Provident Financial, TUI, Bunzi and Burberry Group were the other major gainers in the British market.

ArcelorMittal, down nearly 4%, was the biggest loser in France's CAC index.

Dassault Systemes, Sodexo, Total and Pernod Ricard gained 1 to 2%.

In Germany, Thyssenkrupp shares ended more than 6% down. BMW shed about 5%. Vonovia, Fresenius, Daimler, Siemens, Deutsche Bank, Infineon, BASF and SAP ended lower by 1 to 3.2%, while Adidas ended stronger by about 1.6%.

A report from European Automobile Manufacturers' Association on Friday showed new car sales dropped for an eighth consecutive month, declining by 0.4% in the EU in the month of April, compared to a year ago. In March, car sales were down 3.9%.

While demand for cars increased in Italy, France and Spain, sales were down in the U.K. and Germany.

Data released by Eurostat showed Eurozone's core inflation, which excludes prices of energy, food, alcohol and tobacco, accelerated in April at a faster than estimated pace to its highest level in two years.

Core inflation climbed to 1.3% in April, higher than the initial estimate of 1.2%. In March, the figure was 0.8%.

The consumer price index rose 1.7% year-on-year following a 1.4% increase in March, in line with its flash estimate. Headline Inflation was the highest since November, when prices rose 1.9%.

Another report from the statistical office said Eurozone construction output declined a calendar and seasonally adjusted 0.3% month-on-month in March, after a 3% rise in February. Output fell 1% in January.

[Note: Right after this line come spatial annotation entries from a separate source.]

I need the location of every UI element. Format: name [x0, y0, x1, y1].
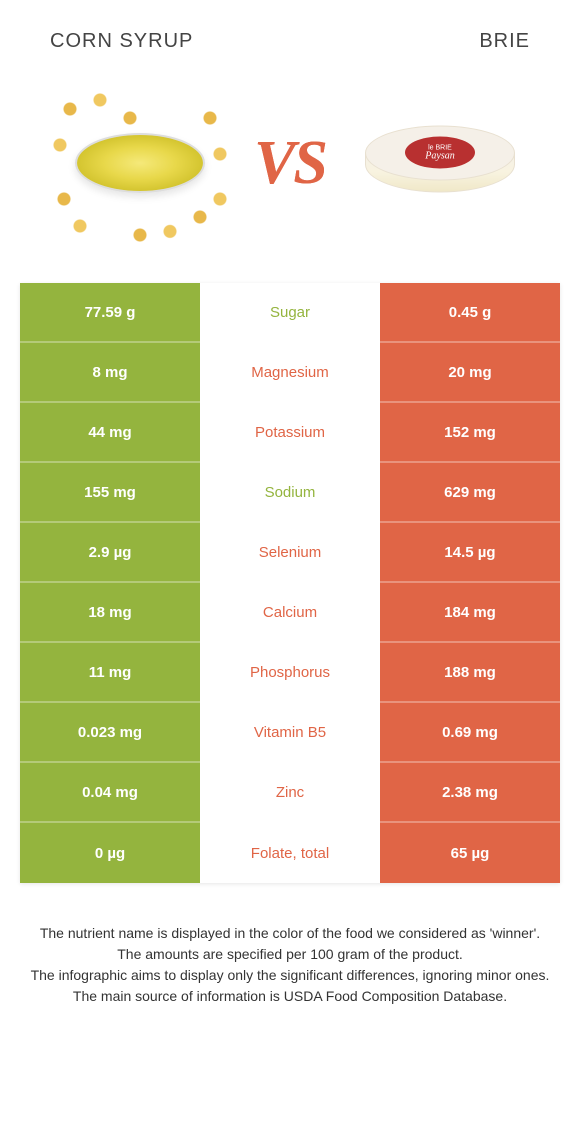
right-value-cell: 0.45 g [380, 283, 560, 343]
table-row: 11 mgPhosphorus188 mg [20, 643, 560, 703]
right-value-cell: 184 mg [380, 583, 560, 643]
footnote-line: The nutrient name is displayed in the co… [30, 923, 550, 944]
table-row: 0.023 mgVitamin B50.69 mg [20, 703, 560, 763]
right-food-title: BRIE [479, 30, 530, 53]
brie-label-line2: Paysan [425, 151, 454, 161]
nutrient-name-cell: Selenium [200, 523, 380, 583]
nutrient-name-cell: Magnesium [200, 343, 380, 403]
left-value-cell: 18 mg [20, 583, 200, 643]
right-value-cell: 0.69 mg [380, 703, 560, 763]
table-row: 2.9 µgSelenium14.5 µg [20, 523, 560, 583]
right-value-cell: 20 mg [380, 343, 560, 403]
table-row: 8 mgMagnesium20 mg [20, 343, 560, 403]
right-value-cell: 14.5 µg [380, 523, 560, 583]
right-food-image: le BRIE Paysan [340, 73, 540, 253]
right-value-cell: 152 mg [380, 403, 560, 463]
left-value-cell: 2.9 µg [20, 523, 200, 583]
nutrient-name-cell: Zinc [200, 763, 380, 823]
nutrient-name-cell: Sugar [200, 283, 380, 343]
left-value-cell: 155 mg [20, 463, 200, 523]
right-value-cell: 65 µg [380, 823, 560, 883]
right-value-cell: 629 mg [380, 463, 560, 523]
table-row: 155 mgSodium629 mg [20, 463, 560, 523]
nutrient-table: 77.59 gSugar0.45 g8 mgMagnesium20 mg44 m… [20, 283, 560, 883]
left-food-image [40, 73, 240, 253]
left-value-cell: 11 mg [20, 643, 200, 703]
brie-illustration: le BRIE Paysan [360, 103, 520, 223]
corn-syrup-illustration [40, 73, 240, 253]
table-row: 77.59 gSugar0.45 g [20, 283, 560, 343]
images-row: VS le BRIE Paysan [0, 63, 580, 283]
nutrient-name-cell: Sodium [200, 463, 380, 523]
left-value-cell: 0.04 mg [20, 763, 200, 823]
header-titles: CORN SYRUP BRIE [0, 0, 580, 63]
footnote-line: The infographic aims to display only the… [30, 965, 550, 986]
nutrient-name-cell: Phosphorus [200, 643, 380, 703]
nutrient-name-cell: Vitamin B5 [200, 703, 380, 763]
right-value-cell: 188 mg [380, 643, 560, 703]
footnote-line: The amounts are specified per 100 gram o… [30, 944, 550, 965]
table-row: 0 µgFolate, total65 µg [20, 823, 560, 883]
left-value-cell: 0.023 mg [20, 703, 200, 763]
table-row: 44 mgPotassium152 mg [20, 403, 560, 463]
vs-label: VS [254, 128, 326, 199]
left-value-cell: 44 mg [20, 403, 200, 463]
left-value-cell: 77.59 g [20, 283, 200, 343]
nutrient-name-cell: Calcium [200, 583, 380, 643]
left-value-cell: 0 µg [20, 823, 200, 883]
table-row: 0.04 mgZinc2.38 mg [20, 763, 560, 823]
nutrient-name-cell: Folate, total [200, 823, 380, 883]
right-value-cell: 2.38 mg [380, 763, 560, 823]
left-food-title: CORN SYRUP [50, 30, 193, 53]
nutrient-name-cell: Potassium [200, 403, 380, 463]
table-row: 18 mgCalcium184 mg [20, 583, 560, 643]
footnotes: The nutrient name is displayed in the co… [0, 883, 580, 1027]
left-value-cell: 8 mg [20, 343, 200, 403]
footnote-line: The main source of information is USDA F… [30, 986, 550, 1007]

Building construction declined 0.6%, while the growth in civil engineering eased to 0.4%.

On a yearly basis, construction production rose a calendar adjusted 6.3% year-on-year in March, following a 7.6% increase in the previous month, the report said.

Meanwhile, on the Brexit front, talks between Labour and the government aimed at breaking the Brexit impasse ended without an agreement today. Primer Minister Theresa May blamed the Labour Party's pro second referendum faction for failure of talks.